PS:. Sabah 8.30'da baslamışım yazmaya, akşam 6 olmuş, bilgisayarı kapatırken gördüm, öylece kalmış , e basıvereyim bari publish post butonuna, hazır elim değmişken, bitmedi ama idare ediverin.

Salı, Ağustos 02, 2005

Dolma, Sarma

Kuş üzümü faciasından sonra ikinci dolma denemem de baktım işler fena gitmiyor, hadi bir de sarma deneyeyim dedim. Bir gün mutlaka başaracağımı biliyordum. Başardım, mutluyum :)

Lezzeti mi? O kısmetse bir daha ki sefere :(

Pazartesi, Ağustos 01, 2005

Sevgili Google Abla

Bizim haneye kim gelmiş, kaç kişi gelmiş, nerden gelmiş gibi bilgileri elde etmek için bir raporlama aracı kullanıyorum. Ordan gördüm, bir arkadaş google'dan arama yaparak bizim blogu ziyaret etmiş.

Buraya kadar bir şey yok. Asıl mevzu şurda, arama kelimeleri "eki erkek arkadaşı unutmak için" İşte burası enterasan ;)

Bu arama sonucunda ilk sırada çıkışıma ise ayrı bir güldüm (zira unutamadık kendisini hala, ben ne anlarım unutmaktan), google'da böyle arama yapan arkadaşa ayrı güldüm. Hayır, google'i nasıl konumlandırdıysa kafasında. Hazır reçete mi verecek sandı nedir?

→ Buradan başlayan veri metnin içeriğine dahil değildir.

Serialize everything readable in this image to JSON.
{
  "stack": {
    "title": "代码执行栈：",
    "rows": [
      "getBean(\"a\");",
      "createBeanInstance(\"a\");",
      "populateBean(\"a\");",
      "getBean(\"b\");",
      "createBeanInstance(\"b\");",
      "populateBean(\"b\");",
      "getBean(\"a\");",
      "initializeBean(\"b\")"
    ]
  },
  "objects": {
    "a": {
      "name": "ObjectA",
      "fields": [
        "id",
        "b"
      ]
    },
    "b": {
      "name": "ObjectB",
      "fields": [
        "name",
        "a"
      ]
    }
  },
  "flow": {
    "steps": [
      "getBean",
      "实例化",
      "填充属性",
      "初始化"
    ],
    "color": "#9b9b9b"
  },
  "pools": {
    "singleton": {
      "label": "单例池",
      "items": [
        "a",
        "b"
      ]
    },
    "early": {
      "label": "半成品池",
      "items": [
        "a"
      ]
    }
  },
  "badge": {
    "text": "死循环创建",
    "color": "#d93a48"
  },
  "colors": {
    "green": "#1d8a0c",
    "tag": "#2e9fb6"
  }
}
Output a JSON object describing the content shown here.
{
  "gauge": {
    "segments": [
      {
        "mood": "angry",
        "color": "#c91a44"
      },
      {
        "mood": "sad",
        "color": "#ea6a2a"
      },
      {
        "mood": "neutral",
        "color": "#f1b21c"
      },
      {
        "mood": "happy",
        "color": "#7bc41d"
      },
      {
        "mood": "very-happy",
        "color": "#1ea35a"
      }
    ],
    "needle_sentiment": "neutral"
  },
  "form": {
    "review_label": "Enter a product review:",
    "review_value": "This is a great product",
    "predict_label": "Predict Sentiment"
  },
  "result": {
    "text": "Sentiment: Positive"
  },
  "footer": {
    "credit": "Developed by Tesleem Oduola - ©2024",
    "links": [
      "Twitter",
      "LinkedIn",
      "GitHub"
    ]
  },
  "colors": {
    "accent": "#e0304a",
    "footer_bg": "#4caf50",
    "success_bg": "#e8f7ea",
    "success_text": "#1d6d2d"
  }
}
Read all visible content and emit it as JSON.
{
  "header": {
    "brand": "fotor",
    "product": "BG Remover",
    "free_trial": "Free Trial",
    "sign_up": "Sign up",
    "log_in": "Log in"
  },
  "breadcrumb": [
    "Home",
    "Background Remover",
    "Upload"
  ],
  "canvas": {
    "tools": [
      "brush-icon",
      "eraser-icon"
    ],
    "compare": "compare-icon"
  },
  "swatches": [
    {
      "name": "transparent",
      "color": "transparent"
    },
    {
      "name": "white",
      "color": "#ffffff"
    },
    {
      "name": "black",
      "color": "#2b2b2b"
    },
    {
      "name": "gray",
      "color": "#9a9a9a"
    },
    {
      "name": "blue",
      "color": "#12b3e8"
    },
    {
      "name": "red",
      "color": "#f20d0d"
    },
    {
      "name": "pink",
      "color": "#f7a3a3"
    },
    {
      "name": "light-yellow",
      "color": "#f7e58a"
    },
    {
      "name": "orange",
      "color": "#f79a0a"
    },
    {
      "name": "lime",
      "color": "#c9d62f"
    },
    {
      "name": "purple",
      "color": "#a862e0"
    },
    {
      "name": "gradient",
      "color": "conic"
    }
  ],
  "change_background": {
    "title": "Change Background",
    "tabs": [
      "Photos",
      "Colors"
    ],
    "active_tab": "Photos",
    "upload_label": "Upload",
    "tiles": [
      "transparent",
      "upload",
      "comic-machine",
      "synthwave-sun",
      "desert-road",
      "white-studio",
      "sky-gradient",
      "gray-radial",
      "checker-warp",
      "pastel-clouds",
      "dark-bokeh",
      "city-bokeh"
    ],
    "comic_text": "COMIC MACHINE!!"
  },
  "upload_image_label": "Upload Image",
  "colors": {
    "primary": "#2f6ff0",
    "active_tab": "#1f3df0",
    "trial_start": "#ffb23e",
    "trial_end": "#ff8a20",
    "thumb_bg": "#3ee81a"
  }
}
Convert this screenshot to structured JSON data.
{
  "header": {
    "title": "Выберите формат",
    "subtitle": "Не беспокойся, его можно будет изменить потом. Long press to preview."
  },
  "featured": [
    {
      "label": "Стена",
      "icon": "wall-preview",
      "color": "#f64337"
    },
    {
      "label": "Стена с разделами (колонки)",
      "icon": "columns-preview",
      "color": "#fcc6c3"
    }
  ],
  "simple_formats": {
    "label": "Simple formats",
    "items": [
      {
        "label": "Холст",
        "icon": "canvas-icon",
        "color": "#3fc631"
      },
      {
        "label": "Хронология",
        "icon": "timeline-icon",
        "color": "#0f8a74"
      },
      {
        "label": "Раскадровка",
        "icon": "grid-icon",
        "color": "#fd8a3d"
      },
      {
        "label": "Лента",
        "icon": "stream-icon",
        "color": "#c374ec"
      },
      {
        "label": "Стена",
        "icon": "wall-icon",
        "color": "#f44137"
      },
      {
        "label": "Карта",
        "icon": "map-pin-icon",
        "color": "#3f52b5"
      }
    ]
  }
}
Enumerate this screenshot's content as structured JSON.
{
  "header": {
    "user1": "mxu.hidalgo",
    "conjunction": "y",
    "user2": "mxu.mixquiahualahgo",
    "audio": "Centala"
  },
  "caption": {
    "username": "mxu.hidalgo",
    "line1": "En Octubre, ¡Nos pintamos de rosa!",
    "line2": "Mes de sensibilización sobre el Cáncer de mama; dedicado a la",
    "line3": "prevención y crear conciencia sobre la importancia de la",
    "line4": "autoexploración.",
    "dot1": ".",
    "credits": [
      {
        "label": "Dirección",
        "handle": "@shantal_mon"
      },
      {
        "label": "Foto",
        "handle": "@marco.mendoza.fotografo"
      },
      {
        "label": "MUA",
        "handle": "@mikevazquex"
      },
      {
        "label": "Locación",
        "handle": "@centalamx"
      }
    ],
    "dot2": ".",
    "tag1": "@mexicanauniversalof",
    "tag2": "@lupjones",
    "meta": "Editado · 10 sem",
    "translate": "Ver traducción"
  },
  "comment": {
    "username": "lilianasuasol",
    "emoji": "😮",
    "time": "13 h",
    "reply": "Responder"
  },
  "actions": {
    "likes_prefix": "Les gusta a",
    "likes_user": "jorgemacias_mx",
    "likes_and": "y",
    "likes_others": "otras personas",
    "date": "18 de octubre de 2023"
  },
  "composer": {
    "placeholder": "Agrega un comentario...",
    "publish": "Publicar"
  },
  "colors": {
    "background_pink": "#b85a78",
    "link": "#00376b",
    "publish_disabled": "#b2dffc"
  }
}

Sevgili "Sevgili Google Abla"cı arkadaşım, sana da yardımcı olmak isterdim ama kelin ilacı olsa... Ama benden sana bir tavsiye "eki erkek arkadaş" yerine "eski erkek arkadaş" diye arama yaparsan daha tatmin edici sonuçlara ulaşabilirsin.

Bu arada "Kolejli kızlar" diye arama yapan diğer bir arkadaşa ise yardımcı olmak istemediğimi de huzurlarınız belirtmekten zevk duyarım.